L’immense mérite de Jean-Claude Gillet est de nous en restituer l’ampleur et le contexte, en un temps marqué par la fin du franquisme en Espagne, la montée en puissance puis l’arrivée de la gauche au pouvoir en France. Périodes de changements de régime et de mutations propices aux (r)évolutions sociopolitiques, à l’espoir et aux idées nouvelles.
Nous mesurons au fil des pages l’intensité des débats à gauche en cette fin du XXe siècle, si marquée par la complexité, la confusion, la violence politique et la répression, l’émiettement des forces abertzale et leur incessante recomposition, au Nord comme au Sud de la Bidassoa.

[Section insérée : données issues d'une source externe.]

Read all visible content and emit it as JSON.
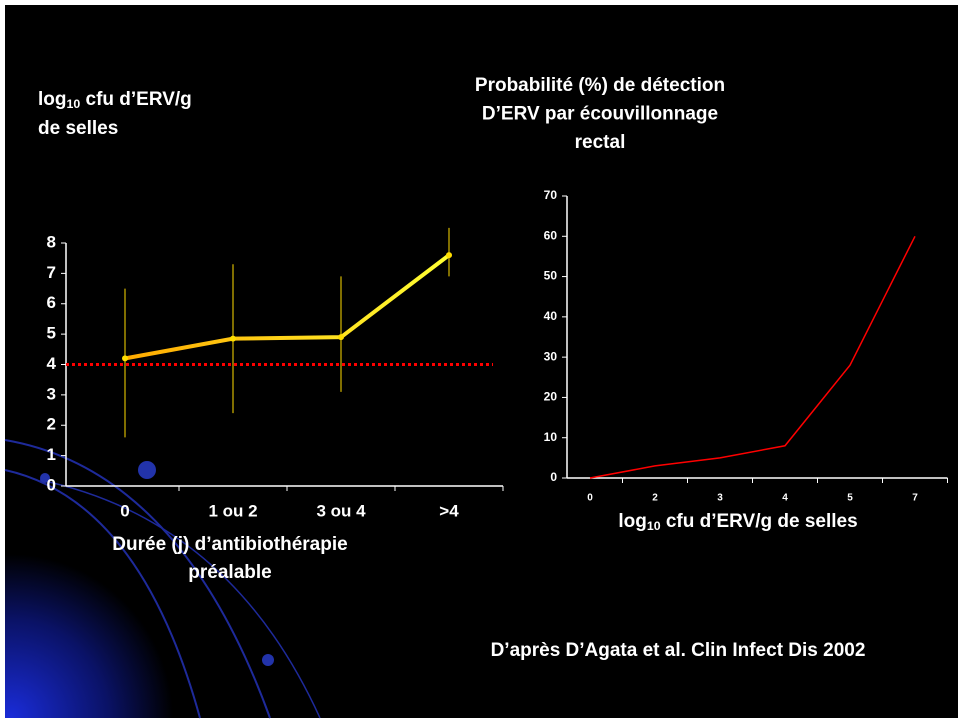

Dans le tohu-bohu et les égarements, le PSU brille par sa lucidité. Des notions nées dans son orbite ou à son initiative, telles que le colonialisme intérieur, l’autogestion, la réparation historique —ce que la loi française a détruit, la loi française doit le reconstruire—, ou encore la nécessité d’une culture critique et désaliénante, gagneraient aujourd’hui à être revisitées. Le projet politique abertzale s’en trouverait sûrement vivifié, tant il est vrai qu’il n’y a “nul bon vent à qui n’a point de port destiné” (Montaigne).

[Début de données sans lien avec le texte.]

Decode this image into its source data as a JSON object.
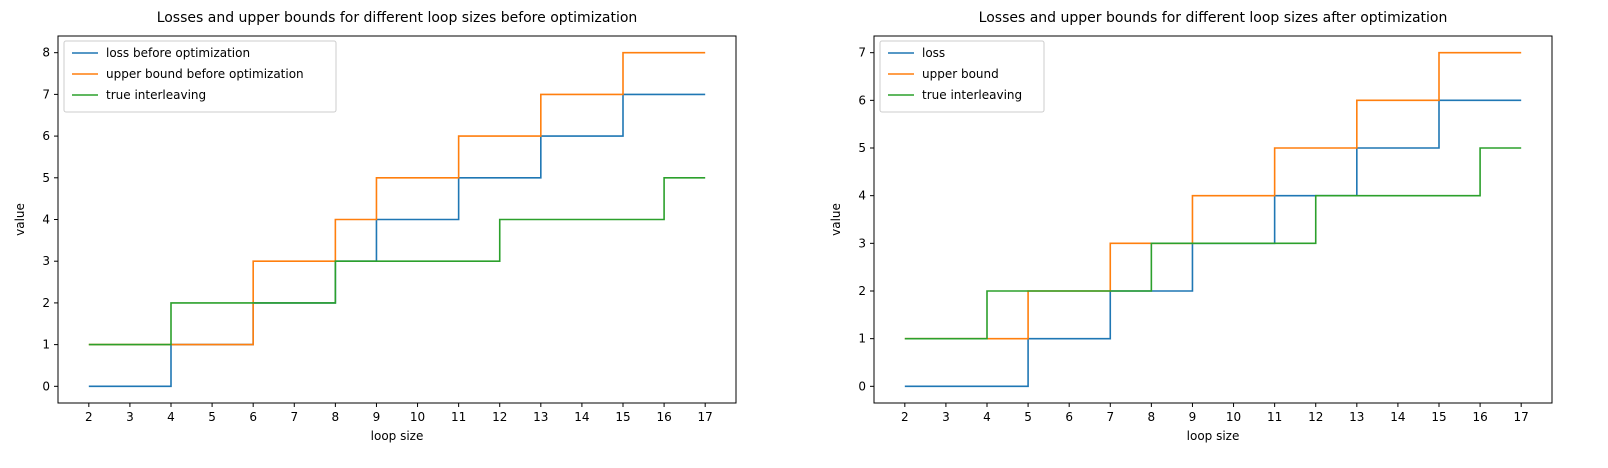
{
  "chart_data": [
    {
      "type": "line",
      "drawstyle": "steps-post",
      "title": "Losses and upper bounds for different loop sizes before optimization",
      "xlabel": "loop size",
      "ylabel": "value",
      "x": [
        2,
        3,
        4,
        5,
        6,
        7,
        8,
        9,
        10,
        11,
        12,
        13,
        14,
        15,
        16,
        17
      ],
      "xticks": [
        "2",
        "3",
        "4",
        "5",
        "6",
        "7",
        "8",
        "9",
        "10",
        "11",
        "12",
        "13",
        "14",
        "15",
        "16",
        "17"
      ],
      "yticks": [
        "0",
        "1",
        "2",
        "3",
        "4",
        "5",
        "6",
        "7",
        "8"
      ],
      "xlim": [
        1.25,
        17.75
      ],
      "ylim": [
        -0.4,
        8.4
      ],
      "legend_location": "upper left",
      "grid": false,
      "series": [
        {
          "name": "loss before optimization",
          "color": "#1f77b4",
          "values": [
            0,
            0,
            1,
            1,
            2,
            2,
            3,
            4,
            4,
            5,
            5,
            6,
            6,
            7,
            7,
            7
          ]
        },
        {
          "name": "upper bound before optimization",
          "color": "#ff7f0e",
          "values": [
            1,
            1,
            1,
            1,
            3,
            3,
            4,
            5,
            5,
            6,
            6,
            7,
            7,
            8,
            8,
            8
          ]
        },
        {
          "name": "true interleaving",
          "color": "#2ca02c",
          "values": [
            1,
            1,
            2,
            2,
            2,
            2,
            3,
            3,
            3,
            3,
            4,
            4,
            4,
            4,
            5,
            5
          ]
        }
      ]
    },
    {
      "type": "line",
      "drawstyle": "steps-post",
      "title": "Losses and upper bounds for different loop sizes after optimization",
      "xlabel": "loop size",
      "ylabel": "value",
      "x": [
        2,
        3,
        4,
        5,
        6,
        7,
        8,
        9,
        10,
        11,
        12,
        13,
        14,
        15,
        16,
        17
      ],
      "xticks": [
        "2",
        "3",
        "4",
        "5",
        "6",
        "7",
        "8",
        "9",
        "10",
        "11",
        "12",
        "13",
        "14",
        "15",
        "16",
        "17"
      ],
      "yticks": [
        "0",
        "1",
        "2",
        "3",
        "4",
        "5",
        "6",
        "7"
      ],
      "xlim": [
        1.25,
        17.75
      ],
      "ylim": [
        -0.35,
        7.35
      ],
      "legend_location": "upper left",
      "grid": false,
      "series": [
        {
          "name": "loss",
          "color": "#1f77b4",
          "values": [
            0,
            0,
            0,
            1,
            1,
            2,
            2,
            3,
            3,
            4,
            4,
            5,
            5,
            6,
            6,
            6
          ]
        },
        {
          "name": "upper bound",
          "color": "#ff7f0e",
          "values": [
            1,
            1,
            1,
            2,
            2,
            3,
            3,
            4,
            4,
            5,
            5,
            6,
            6,
            7,
            7,
            7
          ]
        },
        {
          "name": "true interleaving",
          "color": "#2ca02c",
          "values": [
            1,
            1,
            2,
            2,
            2,
            2,
            3,
            3,
            3,
            3,
            4,
            4,
            4,
            4,
            5,
            5
          ]
        }
      ]
    }
  ]
}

Sans trop le savoir clairement, nous sommes issus, voire façonnés par les idées de cette époque dont le PSU fut un vecteur fondamental. En ce sens, l’action de ses militants n’aura pas été vaine. Jean-Claude Gillet, auteur d’ouvrages équivalents sur la Corse et la Catalogne Nord, égraine dans son livre une série d’interviews de membres du PSU d’Iparralde, à la démarche exemplaire. Pour la plupart, ils furent les compagnons de route, voire des acteurs importants du combat abertzale. Leur engagement sans faille n’a d’égal aujourd’hui que leur discrétion et leur modestie. Grâce à ce livre, ils ne tomberont pas totalement dans l’oubli. Leurs propos donnent à la démarche du PSU et à ce livre une émouvante épaisseur humaine.